You don't even understand what EPDR is and you just proved it yet again. EPDR is a number exclusively for linear amplifiers to represent equivalent PEAK power dissipation in the output devices. You have brought it up repeatedly in Class D threads. EPDR has no meaning in a Class D amplifier and that you keep bringing it up shows you don't understand EPDR or you don't understand Class D.  I will let you tell us which that is.


I read an article not long ago that said JA has tested over 300 amplifiers. We have ran that many tests in design variations across synthetic loads in a week on automated stations running 24/7. Not faulting JAs work, but putting his expertise in perspective. You don't seem to appreciate just how sophisticated companies and design groups can be set test and measurement. What Stereophile does only scratches the surface.  You idolize that because you don't have experience to put it into perspective.

Bingo arty_vandelay. However, it is specific to linear amplifiers where that instantaneous voltage represents a large voltage drop across an output device operating in the linear region at a given current and hence high instantaneous power. As the output devices in Class-D are not operated in the linear region, it has little meaning.


What EPDR hits really hard is BJT output stages as BJT devices have secondary breakdown mechanisms impacted by instantaneous power (or accurately power and voltage), even if they can handle the current delivery.

arty_vandelay23 posts11-24-2019 8:43pmEPDR is obviously a means of expressing power dissipated in the amplifier based on instantaneous values of voltage and current at a specified frequency. In other words, a reverse engineered value.

Admittedly most MOSFETs designed today are designed for pulse operation and the long pulse/DC rating of those MOSFETs is less than the rated current. That is a thermal derating though due to rapid heating of the usually quite small die. You can see that on the data sheet if it has a thermal response graph. MOSFETs designed for operation in the linear region (market that seems to be getting smaller) have larger die. This is different from the secondary breakdown of BJTs cause by current concentrating in a small area causing thermal runaway.

When did you last look at a MOSFET SoA plot? Its true that going back 30 years or more they generally didn't have secondary breakdown issues but these days its rare to find an SoA plot which is purely thermally limited.

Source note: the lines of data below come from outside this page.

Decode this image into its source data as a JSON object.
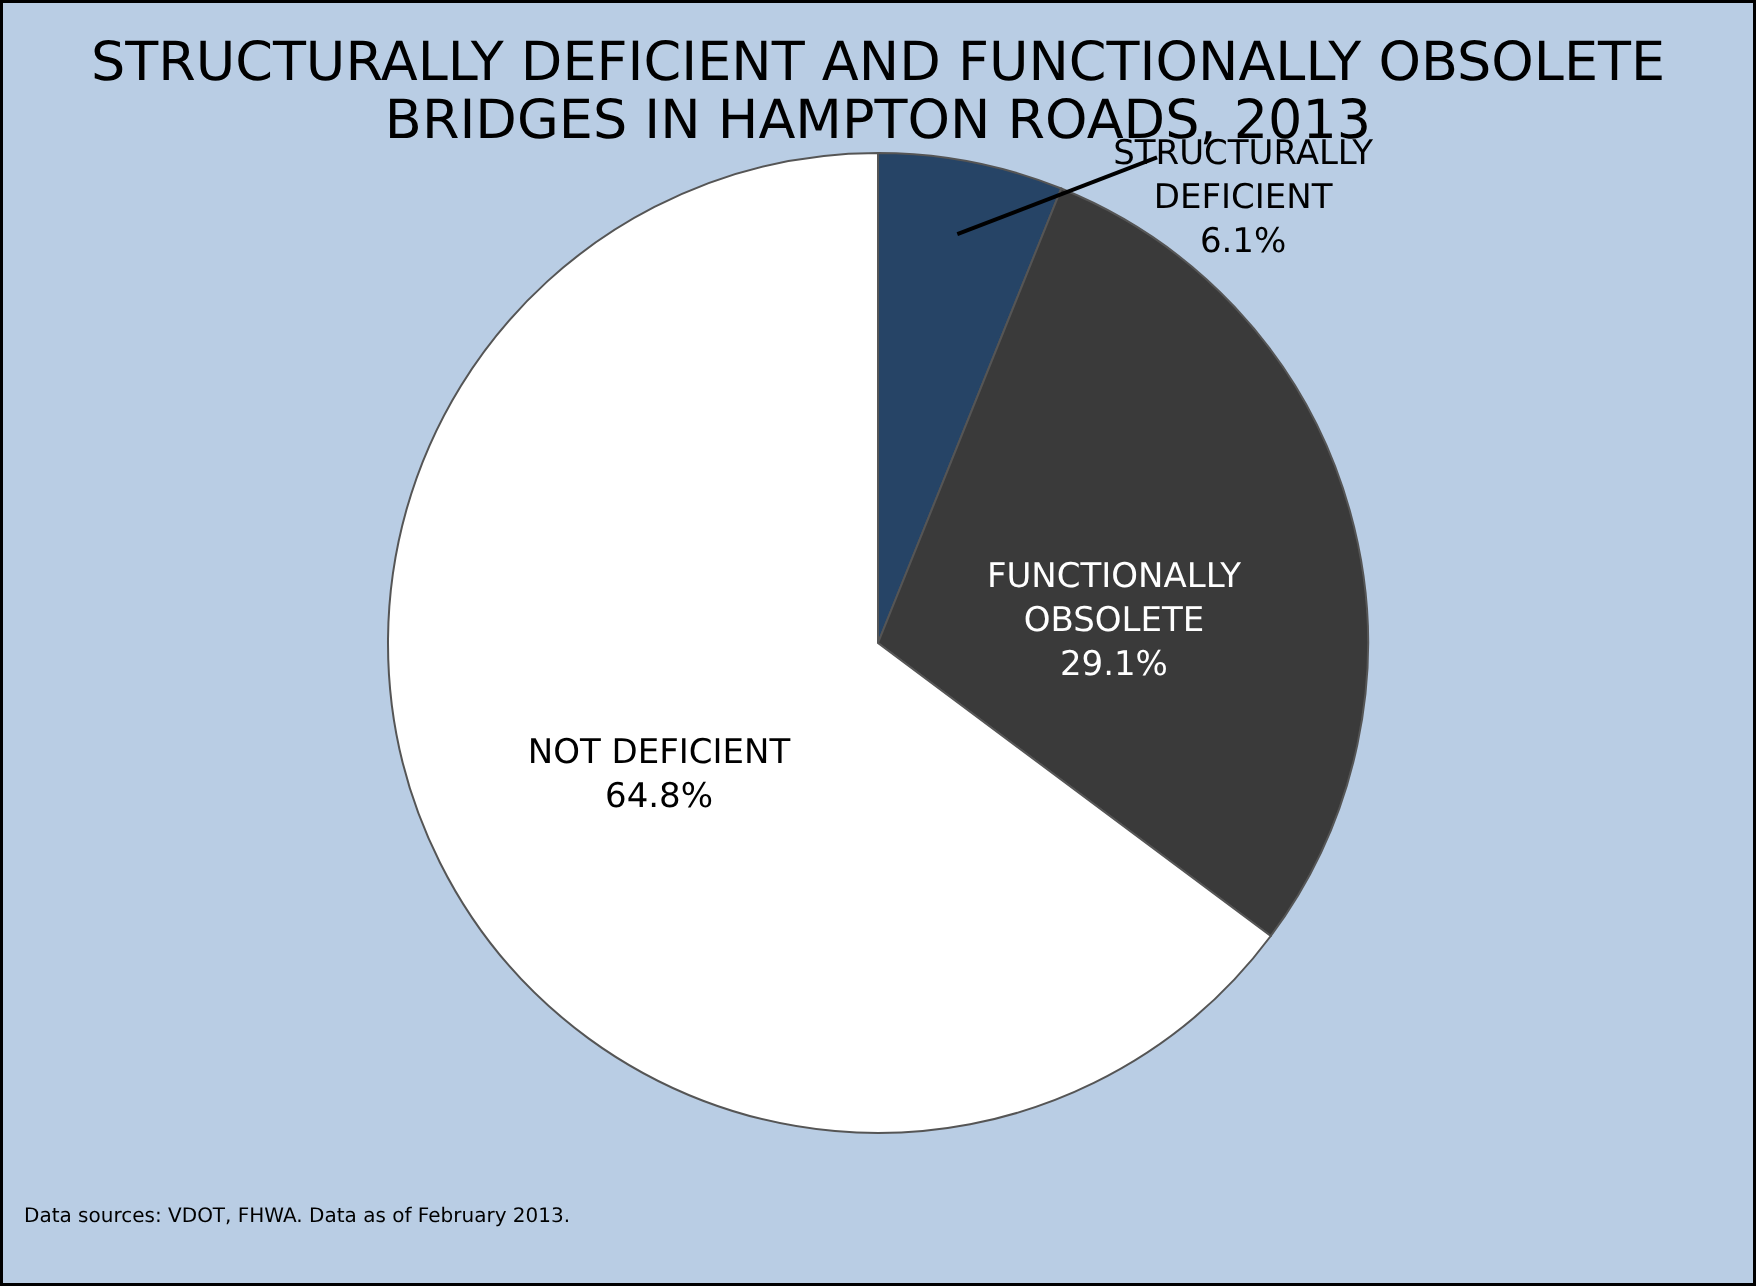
{
  "chart_data": {
    "type": "pie",
    "title": [
      "STRUCTURALLY DEFICIENT AND FUNCTIONALLY OBSOLETE",
      "BRIDGES IN HAMPTON ROADS, 2013"
    ],
    "categories": [
      "STRUCTURALLY DEFICIENT",
      "FUNCTIONALLY OBSOLETE",
      "NOT DEFICIENT"
    ],
    "values": [
      6.1,
      29.1,
      64.8
    ],
    "colors": [
      "#264466",
      "#3a3a3a",
      "#ffffff"
    ],
    "value_labels": [
      "6.1%",
      "29.1%",
      "64.8%"
    ],
    "annotations": [
      "Data sources:  VDOT, FHWA.  Data as of February 2013."
    ]
  }
}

I am not sure what the goal is with these quotes. Pretty much none of these people are experts in signal processing, and to long term advance the start of the art of class-D, it will require a different knowledge set than linear amplifiers. Thorsten Loesch  particularly shows his lack of knowledge. I have no idea why he even made a comment.

"Perhaps more crucially, so called Class D Amplifiers, which have in recent times sprouted up like mushrooms after a warm rain, continue to use the straight two or three level modulation scheme described above. And thus they still require the use of heavy handed noise shaping to attain anything like acceptable 16 Bit Audio performance.The clock frequencies for these amplifiers are usually at 300 KHz to 1MHz in the best cases. That is 3,000 to 10,000 times lower than what is required to attain 16 Bit / 44.1 KHz performance without noise shaping and other forms of signal manipulation!?"

How do you take someone seriously who has such flawed views of what is possible or the underlying technology?

Fortunately, we can count of people such as Nelson Pass, and Jeff Rowland, even John Curl to offer a more balanced (and probably more informed) view of where Class-D is and can go.

GaN FETs suitable for a Class-D output stage and superior to silicon devices are relatively inexpensive now. Even in a $2,500 unit, they use of GaN shouldn't command that much of a premium.

Given the target market, you can't fault someone for making it look like a tube amplifier. Can't comment on the 2 ohms, or the sound, but fairly sure that clear acrylic cover would not cut it as a required fire barrier required for AC products in North America.